Pakistan is a "nation" created by the perverse whims of British cartographers at the end of English rule in the subcontinent. The biggest piece of the pie was India, a Hindu state. The other pieces were Islamic concentrations first called East and West Pakistan (now Bangladesh and Pakistan). The fact that the new boundaries not only created phony countries, they also disenfranchised millions upon millions of people.

While the biggest problems were identified as Hindu vs. Muslim, there were also the tribal problems in parts of northern Pakistan where people didn't buy into the new British designation. Those tribes bow to Islamabad when convenient (or forced) and ignore it when they like. The only stability since then has been provided by military government. The British map did not create a country it merely forced a number of non-cooperative ingredients into the same pot.

As the British Empire died the American one was born. The difference we relied on bribery (aka "foreign aid") and influence (aka "trade concessions") rather than control enforce our wishes. Sometimes in this less than perfect world people aren't always going to behave the way we'd like.

The Pakistan problem started in the 1980s. The US was happy to have a balance against nuclear India and, later, even happier to have a staging ground to oust the Soviets from neighboring Afghanistan, a pivotal event which led to the collapse of the Berlin Wall.

The deal with the devil was that we had cast our lot with military hardliners and doubled our bet by increasing their access to arms.

When domestic turmoil started to spiral out of control earlier this decade, we politely asked the generals to do "something." We gave them a laundry list of suggestions from free elections to increased civil rights. We didn't come up with any solution that would make the country governable without constant and massive force.

Bhutto and her friends in Washington saw an opportunity for her to return from exile as a symbol of democracy, a Muslim Corazon Aquino. The idea was that she would help the transition from military rule to civilian. Among the problems was that she was no great Democrat--she had fled the country in the face of credible corruption charges. The other is that she had no traction against the Islamic fundamentalists in the tribal region.

Her death was as predictable as a car wreck on an icy road. The country has been skidding downhill since the day in November when she returned and barely escaped an assassination attempt.

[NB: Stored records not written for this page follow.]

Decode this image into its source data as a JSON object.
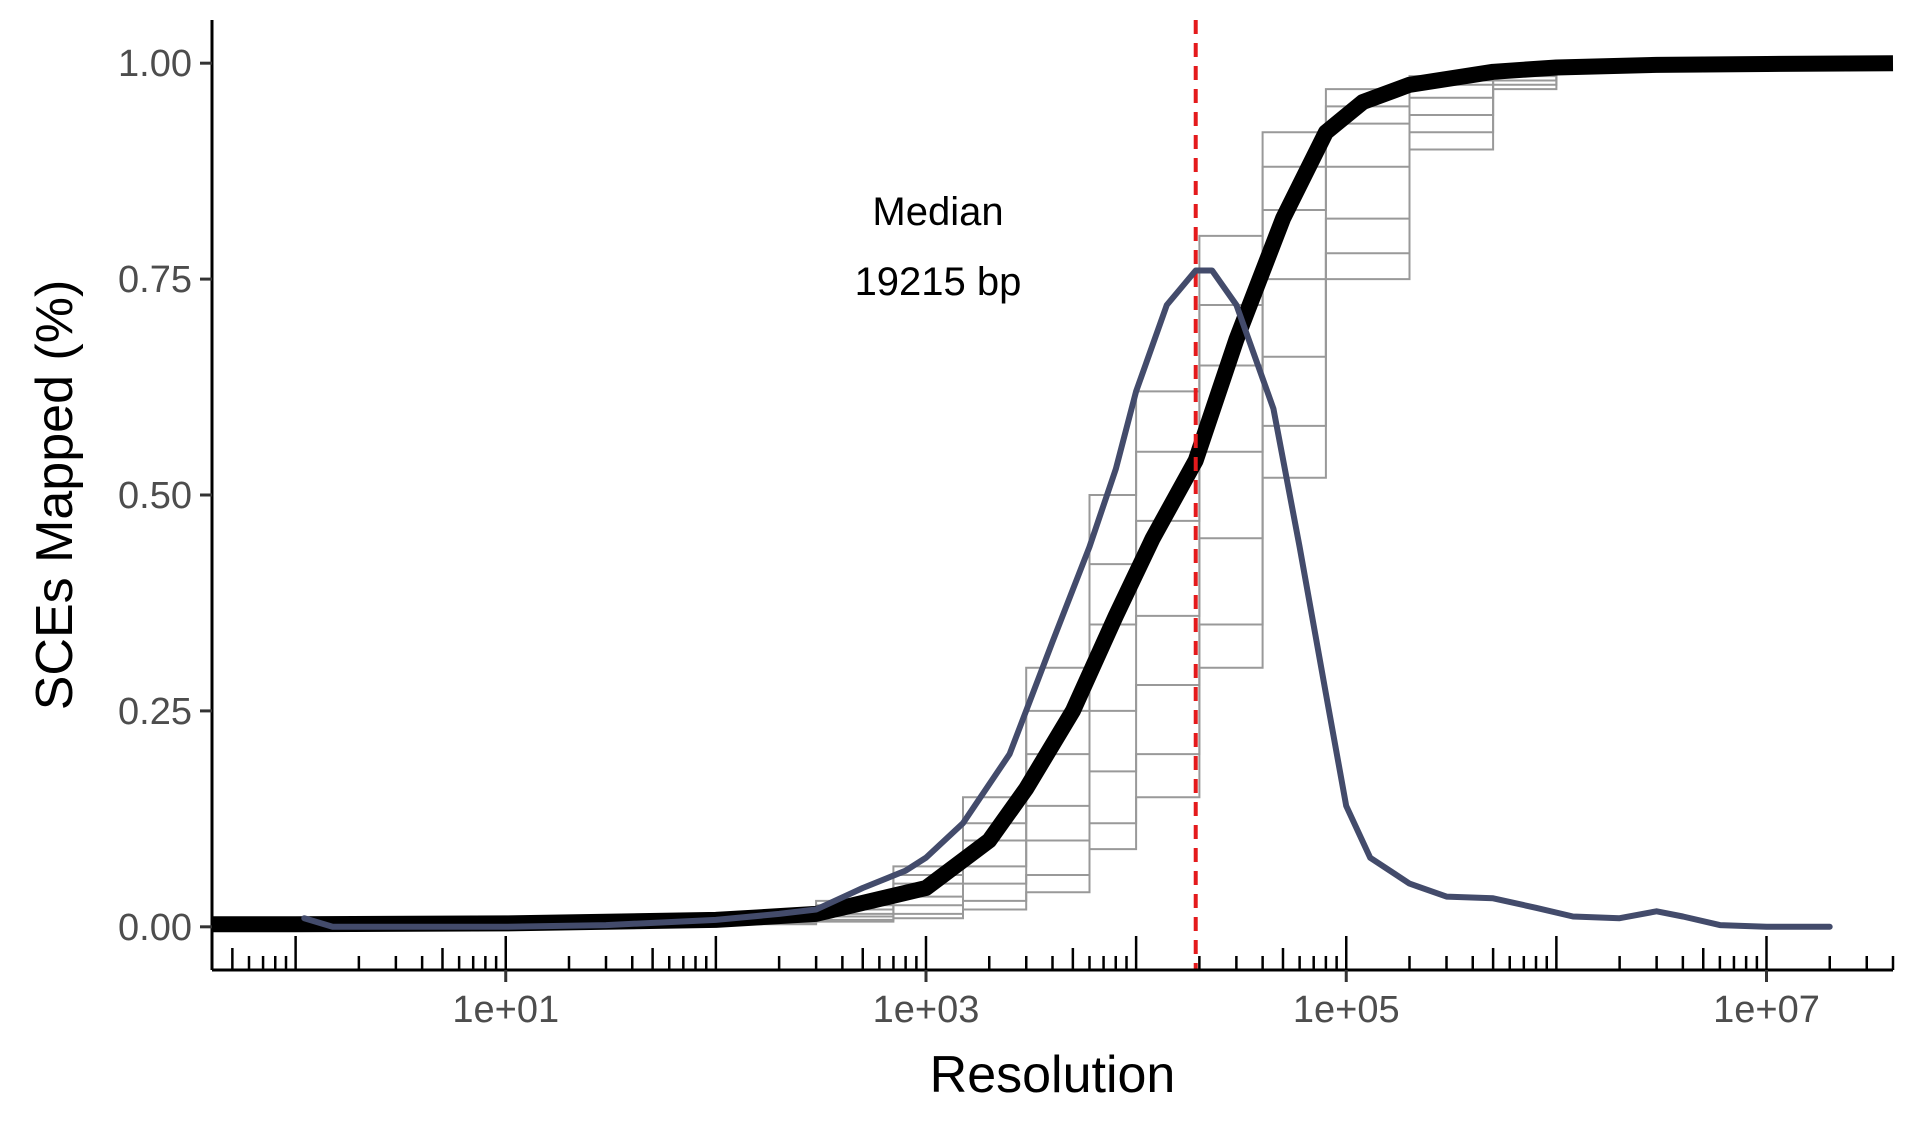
{
  "chart_data": {
    "type": "line",
    "title": "",
    "xlabel": "Resolution",
    "ylabel": "SCEs Mapped (%)",
    "x_scale": "log10",
    "xlim": [
      0.4,
      40000000
    ],
    "ylim": [
      -0.05,
      1.05
    ],
    "x_ticks": [
      {
        "value": 10,
        "label": "1e+01"
      },
      {
        "value": 1000,
        "label": "1e+03"
      },
      {
        "value": 100000,
        "label": "1e+05"
      },
      {
        "value": 10000000,
        "label": "1e+07"
      }
    ],
    "y_ticks": [
      {
        "value": 0,
        "label": "0.00"
      },
      {
        "value": 0.25,
        "label": "0.25"
      },
      {
        "value": 0.5,
        "label": "0.50"
      },
      {
        "value": 0.75,
        "label": "0.75"
      },
      {
        "value": 1,
        "label": "1.00"
      }
    ],
    "grid": false,
    "legend": "none",
    "median_line": {
      "x": 19215,
      "color": "#e41a1c",
      "style": "dashed"
    },
    "annotation": {
      "lines": [
        "Median",
        "19215 bp"
      ],
      "x": 1000,
      "y": 0.78
    },
    "series": [
      {
        "role": "pooled-ecdf",
        "color": "#000000",
        "x": [
          0.4,
          1,
          10,
          100,
          300,
          1000,
          2000,
          3000,
          5000,
          8000,
          12000,
          19215,
          30000,
          50000,
          80000,
          120000,
          200000,
          500000,
          1000000,
          3000000,
          10000000,
          40000000
        ],
        "y": [
          0.003,
          0.003,
          0.004,
          0.008,
          0.015,
          0.045,
          0.1,
          0.16,
          0.25,
          0.36,
          0.45,
          0.54,
          0.68,
          0.82,
          0.92,
          0.955,
          0.975,
          0.99,
          0.995,
          0.998,
          0.999,
          1.0
        ]
      },
      {
        "role": "library-ecdf",
        "color": "#999999",
        "x": [
          50,
          300,
          700,
          1500,
          3000,
          6000,
          10000,
          20000,
          40000,
          80000,
          200000,
          500000,
          1000000
        ],
        "y": [
          0.01,
          0.03,
          0.07,
          0.15,
          0.3,
          0.5,
          0.62,
          0.8,
          0.92,
          0.97,
          0.985,
          0.995,
          1.0
        ]
      },
      {
        "role": "library-ecdf",
        "color": "#999999",
        "x": [
          50,
          300,
          700,
          1500,
          3000,
          6000,
          10000,
          20000,
          40000,
          80000,
          200000,
          500000,
          1000000
        ],
        "y": [
          0.01,
          0.025,
          0.06,
          0.12,
          0.25,
          0.42,
          0.55,
          0.72,
          0.88,
          0.95,
          0.98,
          0.995,
          1.0
        ]
      },
      {
        "role": "library-ecdf",
        "color": "#999999",
        "x": [
          50,
          300,
          700,
          1500,
          3000,
          6000,
          10000,
          20000,
          40000,
          80000,
          200000,
          500000,
          1000000
        ],
        "y": [
          0.008,
          0.02,
          0.05,
          0.1,
          0.2,
          0.35,
          0.47,
          0.65,
          0.83,
          0.93,
          0.975,
          0.99,
          1.0
        ]
      },
      {
        "role": "library-ecdf",
        "color": "#999999",
        "x": [
          50,
          300,
          700,
          1500,
          3000,
          6000,
          10000,
          20000,
          40000,
          80000,
          200000,
          500000,
          1000000
        ],
        "y": [
          0.006,
          0.015,
          0.035,
          0.07,
          0.14,
          0.25,
          0.36,
          0.55,
          0.75,
          0.88,
          0.96,
          0.985,
          1.0
        ]
      },
      {
        "role": "library-ecdf",
        "color": "#999999",
        "x": [
          50,
          300,
          700,
          1500,
          3000,
          6000,
          10000,
          20000,
          40000,
          80000,
          200000,
          500000,
          1000000
        ],
        "y": [
          0.005,
          0.012,
          0.025,
          0.05,
          0.1,
          0.18,
          0.28,
          0.45,
          0.66,
          0.82,
          0.94,
          0.98,
          1.0
        ]
      },
      {
        "role": "library-ecdf",
        "color": "#999999",
        "x": [
          50,
          300,
          700,
          1500,
          3000,
          6000,
          10000,
          20000,
          40000,
          80000,
          200000,
          500000,
          1000000
        ],
        "y": [
          0.004,
          0.008,
          0.015,
          0.03,
          0.06,
          0.12,
          0.2,
          0.35,
          0.58,
          0.78,
          0.92,
          0.975,
          1.0
        ]
      },
      {
        "role": "library-ecdf",
        "color": "#999999",
        "x": [
          50,
          300,
          700,
          1500,
          3000,
          6000,
          10000,
          20000,
          40000,
          80000,
          200000,
          500000,
          1000000
        ],
        "y": [
          0.003,
          0.006,
          0.01,
          0.02,
          0.04,
          0.09,
          0.15,
          0.3,
          0.52,
          0.75,
          0.9,
          0.97,
          1.0
        ]
      },
      {
        "role": "density",
        "color": "#434b6b",
        "x": [
          1.1,
          1.5,
          3,
          10,
          30,
          100,
          200,
          300,
          500,
          800,
          1000,
          1500,
          2500,
          4000,
          6000,
          8000,
          10000,
          14000,
          19215,
          23000,
          30000,
          45000,
          60000,
          80000,
          100000,
          130000,
          200000,
          300000,
          500000,
          800000,
          1200000,
          2000000,
          3000000,
          4000000,
          6000000,
          10000000,
          20000000
        ],
        "y": [
          0.01,
          0.0,
          0.0,
          0.0,
          0.002,
          0.008,
          0.015,
          0.02,
          0.045,
          0.065,
          0.08,
          0.12,
          0.2,
          0.33,
          0.44,
          0.53,
          0.62,
          0.72,
          0.76,
          0.76,
          0.72,
          0.6,
          0.44,
          0.27,
          0.14,
          0.08,
          0.05,
          0.035,
          0.033,
          0.022,
          0.012,
          0.01,
          0.018,
          0.012,
          0.002,
          0.0,
          0.0
        ]
      }
    ]
  }
}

So where does that leave us?

Right back where we started. Musharraf and the other generals (who might well get rid of him to give the whole affair a guise of change) will tell Washington that there are two options: military rule or Islamic fundamentalists taking hold of the Pakistani nuclear arsenal.

We will encourage them to behave themselves. But once you give a kid a weapon with ammunition you surrender your authority to tell him what to do.